Wow, t9 really hates the phrase "slap her in her sanctimonious pie-hole."
i don't understand how she was down there for so long, she's like a mermaid, a blowjob giving mermaid.
His apartment number was 69. I had to.
how do I tell him nicely and in french that we can't have sex anymore because his huge penis will ruin me for other french men?
she asked me which thongs i though her boyfriend would like best. fuck the friend zone
Have I told you recently that I love you, if for no other reason than you make my irresponsible substance abuse look tame by comparison?
...Just between you and me I just did Olympic grade ribbon dancing with toilet paper in the bar bathroom.
After he finished he sang his college fight song like it was some victory
Um. Did you take a picture of me with a giant dildo after we went bowling?
considering I just took 3 shots of fireball I don't think I'm coming back tonight. also the hulk just walked in crushing beer cans on his forehead
I'm pretty sure I just smoked a chunk of cat food. Thought it was something else. No reply needed.

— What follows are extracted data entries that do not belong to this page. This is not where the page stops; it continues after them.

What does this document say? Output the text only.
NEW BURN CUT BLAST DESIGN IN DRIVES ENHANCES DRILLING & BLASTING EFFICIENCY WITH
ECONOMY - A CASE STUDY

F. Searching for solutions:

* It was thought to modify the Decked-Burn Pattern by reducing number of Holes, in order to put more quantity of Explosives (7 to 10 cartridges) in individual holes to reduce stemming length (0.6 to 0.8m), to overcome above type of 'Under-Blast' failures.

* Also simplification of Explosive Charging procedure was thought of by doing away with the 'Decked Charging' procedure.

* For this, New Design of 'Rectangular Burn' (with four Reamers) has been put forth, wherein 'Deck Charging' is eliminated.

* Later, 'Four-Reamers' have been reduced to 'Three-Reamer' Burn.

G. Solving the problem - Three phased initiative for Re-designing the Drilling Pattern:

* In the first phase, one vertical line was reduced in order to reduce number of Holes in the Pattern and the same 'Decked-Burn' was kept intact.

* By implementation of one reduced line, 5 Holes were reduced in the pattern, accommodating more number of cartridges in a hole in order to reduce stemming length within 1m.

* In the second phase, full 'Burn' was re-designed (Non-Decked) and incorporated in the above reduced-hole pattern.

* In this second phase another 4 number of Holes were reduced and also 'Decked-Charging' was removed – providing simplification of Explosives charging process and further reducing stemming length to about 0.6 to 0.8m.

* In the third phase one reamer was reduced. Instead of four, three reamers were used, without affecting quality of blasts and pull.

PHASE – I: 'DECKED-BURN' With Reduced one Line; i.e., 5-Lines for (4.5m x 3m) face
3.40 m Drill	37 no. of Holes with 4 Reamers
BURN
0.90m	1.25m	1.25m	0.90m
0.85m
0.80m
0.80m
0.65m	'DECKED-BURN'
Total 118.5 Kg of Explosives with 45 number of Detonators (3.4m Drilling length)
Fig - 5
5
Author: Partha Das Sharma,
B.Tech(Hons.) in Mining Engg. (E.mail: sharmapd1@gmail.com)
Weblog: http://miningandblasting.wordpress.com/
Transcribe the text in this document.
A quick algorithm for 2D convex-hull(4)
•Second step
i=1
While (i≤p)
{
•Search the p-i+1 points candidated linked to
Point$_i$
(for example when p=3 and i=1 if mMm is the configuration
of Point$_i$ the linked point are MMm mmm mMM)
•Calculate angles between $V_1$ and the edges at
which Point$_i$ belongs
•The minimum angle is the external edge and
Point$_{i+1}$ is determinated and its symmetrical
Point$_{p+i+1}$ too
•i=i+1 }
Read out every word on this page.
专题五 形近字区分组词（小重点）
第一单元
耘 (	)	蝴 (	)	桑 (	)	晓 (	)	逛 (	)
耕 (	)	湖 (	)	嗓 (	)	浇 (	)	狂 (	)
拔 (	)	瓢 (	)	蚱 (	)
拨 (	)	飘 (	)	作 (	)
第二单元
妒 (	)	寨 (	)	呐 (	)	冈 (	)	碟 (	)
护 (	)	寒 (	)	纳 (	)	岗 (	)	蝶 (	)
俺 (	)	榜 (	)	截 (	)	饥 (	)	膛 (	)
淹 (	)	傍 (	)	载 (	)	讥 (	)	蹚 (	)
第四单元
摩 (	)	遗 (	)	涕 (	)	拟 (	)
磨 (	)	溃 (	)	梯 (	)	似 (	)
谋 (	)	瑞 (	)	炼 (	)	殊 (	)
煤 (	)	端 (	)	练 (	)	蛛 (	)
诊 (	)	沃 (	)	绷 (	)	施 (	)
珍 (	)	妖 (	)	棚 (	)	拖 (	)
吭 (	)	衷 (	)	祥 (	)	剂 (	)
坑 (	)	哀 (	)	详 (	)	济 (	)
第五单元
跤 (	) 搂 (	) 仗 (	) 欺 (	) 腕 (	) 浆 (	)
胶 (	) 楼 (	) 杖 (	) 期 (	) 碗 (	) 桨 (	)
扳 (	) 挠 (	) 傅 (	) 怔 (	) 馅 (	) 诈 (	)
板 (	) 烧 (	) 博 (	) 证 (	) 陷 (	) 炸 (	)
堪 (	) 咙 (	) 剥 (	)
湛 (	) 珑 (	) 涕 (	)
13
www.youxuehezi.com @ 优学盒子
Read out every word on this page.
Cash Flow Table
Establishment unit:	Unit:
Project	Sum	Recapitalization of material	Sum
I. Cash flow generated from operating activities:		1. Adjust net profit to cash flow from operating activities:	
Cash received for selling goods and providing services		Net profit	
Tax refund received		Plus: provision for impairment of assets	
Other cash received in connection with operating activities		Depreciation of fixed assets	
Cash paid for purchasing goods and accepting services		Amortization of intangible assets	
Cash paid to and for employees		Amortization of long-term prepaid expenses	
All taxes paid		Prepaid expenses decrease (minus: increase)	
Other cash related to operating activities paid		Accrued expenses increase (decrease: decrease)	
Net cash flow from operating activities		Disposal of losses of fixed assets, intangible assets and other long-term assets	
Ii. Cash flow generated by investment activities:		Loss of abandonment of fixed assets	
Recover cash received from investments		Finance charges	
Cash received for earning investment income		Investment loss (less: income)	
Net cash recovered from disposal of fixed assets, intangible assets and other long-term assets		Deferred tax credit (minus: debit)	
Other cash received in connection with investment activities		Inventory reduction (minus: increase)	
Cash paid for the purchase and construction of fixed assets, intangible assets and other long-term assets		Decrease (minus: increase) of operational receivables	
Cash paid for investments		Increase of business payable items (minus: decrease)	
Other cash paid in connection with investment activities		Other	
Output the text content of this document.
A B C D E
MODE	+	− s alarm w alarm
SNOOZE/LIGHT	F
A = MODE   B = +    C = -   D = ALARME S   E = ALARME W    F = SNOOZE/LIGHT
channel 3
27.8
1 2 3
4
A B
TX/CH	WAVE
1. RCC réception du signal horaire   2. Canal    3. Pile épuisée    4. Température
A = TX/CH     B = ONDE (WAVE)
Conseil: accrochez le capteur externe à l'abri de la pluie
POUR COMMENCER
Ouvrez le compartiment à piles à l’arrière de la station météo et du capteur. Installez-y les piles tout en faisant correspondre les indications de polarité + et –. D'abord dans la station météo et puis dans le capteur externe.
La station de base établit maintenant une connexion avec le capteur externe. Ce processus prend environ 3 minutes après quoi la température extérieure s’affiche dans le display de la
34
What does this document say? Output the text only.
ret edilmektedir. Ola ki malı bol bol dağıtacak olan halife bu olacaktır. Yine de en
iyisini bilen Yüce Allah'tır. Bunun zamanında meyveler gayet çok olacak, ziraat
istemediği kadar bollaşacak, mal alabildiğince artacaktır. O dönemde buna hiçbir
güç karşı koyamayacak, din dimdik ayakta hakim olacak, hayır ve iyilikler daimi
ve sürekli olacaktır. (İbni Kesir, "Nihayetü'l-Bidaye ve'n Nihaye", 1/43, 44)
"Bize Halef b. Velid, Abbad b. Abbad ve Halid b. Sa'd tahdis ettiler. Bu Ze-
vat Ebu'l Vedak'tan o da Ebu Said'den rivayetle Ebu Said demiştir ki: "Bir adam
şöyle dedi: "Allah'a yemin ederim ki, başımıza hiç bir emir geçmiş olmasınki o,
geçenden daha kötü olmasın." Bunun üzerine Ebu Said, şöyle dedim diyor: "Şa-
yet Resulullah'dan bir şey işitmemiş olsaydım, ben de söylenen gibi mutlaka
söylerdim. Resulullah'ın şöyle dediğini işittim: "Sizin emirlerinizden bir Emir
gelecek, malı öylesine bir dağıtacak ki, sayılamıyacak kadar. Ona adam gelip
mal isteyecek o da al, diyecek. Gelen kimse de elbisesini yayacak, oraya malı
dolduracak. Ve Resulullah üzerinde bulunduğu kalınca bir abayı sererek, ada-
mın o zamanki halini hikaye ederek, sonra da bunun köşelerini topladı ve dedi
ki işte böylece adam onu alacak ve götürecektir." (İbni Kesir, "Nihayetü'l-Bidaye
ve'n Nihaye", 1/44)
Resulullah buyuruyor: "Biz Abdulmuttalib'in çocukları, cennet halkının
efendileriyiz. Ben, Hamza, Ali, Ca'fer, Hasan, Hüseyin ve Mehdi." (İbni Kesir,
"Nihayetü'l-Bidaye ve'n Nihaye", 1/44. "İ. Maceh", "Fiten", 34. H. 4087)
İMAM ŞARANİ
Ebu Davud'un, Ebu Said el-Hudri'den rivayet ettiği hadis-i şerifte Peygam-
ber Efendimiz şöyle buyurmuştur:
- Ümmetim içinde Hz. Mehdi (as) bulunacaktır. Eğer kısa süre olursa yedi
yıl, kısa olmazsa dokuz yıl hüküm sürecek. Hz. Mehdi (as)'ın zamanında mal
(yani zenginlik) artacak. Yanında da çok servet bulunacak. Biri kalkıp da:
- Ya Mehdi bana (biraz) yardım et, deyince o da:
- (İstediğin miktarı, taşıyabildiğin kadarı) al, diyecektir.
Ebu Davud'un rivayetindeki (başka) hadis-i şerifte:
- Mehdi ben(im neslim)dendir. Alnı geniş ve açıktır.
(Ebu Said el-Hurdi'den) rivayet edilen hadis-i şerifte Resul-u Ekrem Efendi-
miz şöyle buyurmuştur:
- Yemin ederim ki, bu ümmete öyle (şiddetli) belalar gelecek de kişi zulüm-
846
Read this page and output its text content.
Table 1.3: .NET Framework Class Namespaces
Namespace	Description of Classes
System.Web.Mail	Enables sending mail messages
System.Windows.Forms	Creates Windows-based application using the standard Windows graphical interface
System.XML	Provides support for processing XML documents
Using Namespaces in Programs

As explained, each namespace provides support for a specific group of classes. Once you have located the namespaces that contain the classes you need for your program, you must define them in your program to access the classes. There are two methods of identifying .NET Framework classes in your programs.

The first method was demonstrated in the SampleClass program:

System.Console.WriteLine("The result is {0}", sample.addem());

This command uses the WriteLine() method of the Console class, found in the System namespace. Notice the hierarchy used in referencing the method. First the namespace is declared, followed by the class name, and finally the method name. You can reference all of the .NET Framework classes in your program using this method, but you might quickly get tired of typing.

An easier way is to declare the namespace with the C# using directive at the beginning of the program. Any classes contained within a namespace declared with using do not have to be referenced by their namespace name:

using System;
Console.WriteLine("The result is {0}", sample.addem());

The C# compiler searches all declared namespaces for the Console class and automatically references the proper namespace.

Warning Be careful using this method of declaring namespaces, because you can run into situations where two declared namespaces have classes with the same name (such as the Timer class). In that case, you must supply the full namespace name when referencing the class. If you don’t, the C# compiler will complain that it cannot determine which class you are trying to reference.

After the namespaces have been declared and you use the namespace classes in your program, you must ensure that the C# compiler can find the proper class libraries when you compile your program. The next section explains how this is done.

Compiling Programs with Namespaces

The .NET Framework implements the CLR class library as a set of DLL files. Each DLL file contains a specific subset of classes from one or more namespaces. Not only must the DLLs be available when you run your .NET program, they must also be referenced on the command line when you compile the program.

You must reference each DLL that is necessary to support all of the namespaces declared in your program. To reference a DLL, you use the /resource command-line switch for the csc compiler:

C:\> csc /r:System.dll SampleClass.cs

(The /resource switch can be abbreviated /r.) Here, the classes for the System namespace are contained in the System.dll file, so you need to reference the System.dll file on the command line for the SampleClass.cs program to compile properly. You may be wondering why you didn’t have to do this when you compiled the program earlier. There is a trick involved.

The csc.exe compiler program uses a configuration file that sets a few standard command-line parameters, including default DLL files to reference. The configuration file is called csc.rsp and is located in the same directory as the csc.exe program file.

I just drunkenly signed my mortgage application...
Is this how the global financial crisis happened?
We were drunk at 3am with no food. I sent him to the lobby with ninety cents for like a bag of chips and I swear on my life he came back with a meatball sub
...did you ask him where he got a meatball sub at 3:00am?
He just kept mumbling something about being a hunter/gatherer
Oh AND he got us two bags of chips.
It’s a dick. Seen one, seen em all. Unless it spews a fountain of tequila, I don’t need to see yours.
Why is there a pair of panties on my front lawn?